Ces garçons étaient aussi sournois et fermés qu'on peut en imaginer. Ils grandissaient dans une atmosphère de haine. Leur mère avait neuf enfants à la charge de la petite commune depuis que le père était en prison. Et encore étaient-ce des étrangers: le père, d'origine italienne venait à peine de se faire naturaliser quand il avait commis son coup. Les grandes filles en service à la ville revenaient avec des chapeaux et des bas de soie qui faisaient aller les langues. Bref... personne ne voyait aucune raison de témoigner à une pareille engeance autre chose que de l'hostilité.

Et en classe, bien sûr, il en fut autrement. Et leur stupéfaction fut grande de s'entendre traiter poliment, doucement par la maîtresse, qui paraissait s'appliquer à ne pas leur manquer d'égards.

Je ne vous dirai pas les étapes de la transformation qui se fit en eux. Suffit que l'été suivant les frères m'apportaient des fruits tous les matins. Si bien qu'un de leurs camarades crut de son devoir d'intervenir: «Madame, me dit-il, ce qu'ils vous offrent, ils l'ont volé pour vous». Il me fallut donc me défendre contre leur générosité, et quand le jour suivant, ils me présentèrent une branche avec un joli mouchet de cerises, leur faire comprendre que, pour me faire plaisir, il fallait aller la restituer à son légitime propriétaire. «Non, non, Madame, prenez toujours; je m'arrangerai à lui en rapporter d'autres, et qui seront bien à moi». Mais l'après-midi il revint navré.
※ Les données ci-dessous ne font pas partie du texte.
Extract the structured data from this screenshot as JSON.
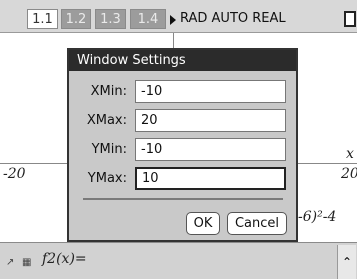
{
  "tabs": [
    {
      "label": "1.1",
      "active": true
    },
    {
      "label": "1.2",
      "active": false
    },
    {
      "label": "1.3",
      "active": false
    },
    {
      "label": "1.4",
      "active": false
    }
  ],
  "status": {
    "mode": "RAD AUTO REAL"
  },
  "graph": {
    "left_label": "-20",
    "right_label": "20",
    "x_label": "x",
    "func_fragment": "-6)²-4"
  },
  "dialog": {
    "title": "Window Settings",
    "fields": [
      {
        "label": "XMin:",
        "value": "-10"
      },
      {
        "label": "XMax:",
        "value": "20"
      },
      {
        "label": "YMin:",
        "value": "-10"
      },
      {
        "label": "YMax:",
        "value": "10"
      }
    ],
    "ok_label": "OK",
    "cancel_label": "Cancel"
  },
  "entry": {
    "text": "f2(x)="
  },
  "colors": {
    "title_bar": "#2b2b2b",
    "dialog_bg": "#c9c9c9",
    "inactive_tab": "#9c9c9c"
  }
}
Sa combinaison n'avait pas abouti: à un riche, «oui, Madame, à un riche» il avait demandé sept cerises, autant qu'en comptait le mouchet du matin, «et il me les a refusées, lui, un riche». Il était indigné. Il parvint d'ailleurs à tenir sa promesse en recueillant ses sept cerises à droite et à gauche.

Quand je quittai Muzzano, je reçus beaucoup de témoignages de regret. Les frères Milano, eux, ne me dirent pas un mot d'adieu. Le dernier jour, même, ils passèrent près de moi dans la rue, sans me saluer; ils ne me pardonnaient pas de les abandonner.

L'automne suivant, je faisais la classe dans le village voisin. Vint la Noël, le Nouvel-An. La Nuit des Rois il faisait vraiment froid. Je m'étais couchée en pensant avec sympathie aux chemineaux qui pouvaient errer sur les routes dans la nuit. Soudain sous mes fenêtres j'entends un chant, un de ces vieux chants traditionnels du pays, que j'encourage mes enfants à maintenir pour faire vivre, eux les jeunes, eux dont c'est la mission, les coutumes du temps passé. Je reconnais les voix. C'étaient les deux frères Milano qui de Muzzano avaient fait plusieurs kilomètres dans l'obscurité froide pour faire plaisir à leur maîtresse.

Maintenant ils sont ouvriers. Quand ils me rencontrent ils me saluent. Et je crois bien encore lire dans leurs yeux le même dévouement qui, pour m'offrir des fruits, les portait jadis à marauder.

«Etudie, étudie, tu resteras petit. Aime, aime, tu deviendras grand».